Je parle à Naoum lors d’un appel quelques semaines seulement après le lancement de The Master’s Pupil, mais lorsque je lui demande quel est son titre professionnel, il me dit qu’il hésite encore un peu à se présenter comme développeur de jeux. Ces 15 dernières années, il a été graphiste, mais il a travaillé sur son jeu pendant la majeure partie de ce temps.
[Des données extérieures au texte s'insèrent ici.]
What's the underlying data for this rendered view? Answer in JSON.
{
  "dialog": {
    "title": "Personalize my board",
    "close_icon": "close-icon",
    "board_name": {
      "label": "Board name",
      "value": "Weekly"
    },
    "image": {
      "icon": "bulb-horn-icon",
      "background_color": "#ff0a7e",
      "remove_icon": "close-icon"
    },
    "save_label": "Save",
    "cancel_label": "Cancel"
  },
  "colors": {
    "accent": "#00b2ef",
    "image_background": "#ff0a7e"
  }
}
Il explique que l’idée de The Master’s Pupil a été initialement inspirée par le travail du photographe arménien Suren Manvelyan. Naoum a vu il y a environ une dizaine d’années les photographies détaillées de Manvelyan d’yeux de près, mais il lui a fallu encore plusieurs années pour que germe l’idée qui deviendrait The Master’s Pupil.

“J’ai eu cette idée d’un jeu se déroulant dans ce paysage, une vallée géante, et vous commencez sur le bord du blanc où se trouve le bord de l’iris, et vous vous déplacez vers la pupille”, explique Naoum. “Je trouvais que c’était assez cool comme idée à viser et je dessinais ces idées d’iris… Et je me suis dit, et si le jeu commençait sur le bord de l’œil, et s’il commençait avec la personne qui possède cet œil… Et donc vous vivez des choses qui viennent de leur œil, car vous voyez ce qu’ils voient en arrière-plan du jeu.”

Un souci du détail

Tout en travaillant en tant que graphiste, Naoum a continué à réfléchir tranquillement à son idée et a commencé à travailler sur The Master’s Pupil il y a sept ans. Il a envisagé plusieurs possibilités quant à l’identité du propriétaire de l’œil, imaginant d’abord une personne fictive à laquelle il pourrait lier ses propres histoires personnelles. Il a finalement choisi Claude Monet après avoir lu des informations sur les affections oculaires et en apprenant que Monet souffrait de cataracte. Et Monet, à bien des égards, était parfaitement adapté. Sa vie était intéressante, comprenant des voyages, la guerre, le mariage, des problèmes familiaux, et bien sûr sa peinture. Et son œuvre elle-même correspondait parfaitement à Naoum, dont le diplôme en art universitaire s’était concentré sur une peinture dans un style similaire, se situant à la limite de l’abstraction et du réalisme.

Malheureusement, Naoum ne savait pas coder. Il avait suivi un cours de codage à l’université dans le cadre d’une mineure en arts médiatiques, mais il avait presque échoué. Pendant un certain temps, il a essayé de travailler avec un collaborateur, mais le partenariat était facilement déraillé et Naoum a finalement réalisé qu’il devrait construire The Master’s Pupil lui-même. Il a donc acheté un livre de C# pour réapprendre le codage… et a découvert qu’il y était beaucoup plus à l’aise la deuxième fois.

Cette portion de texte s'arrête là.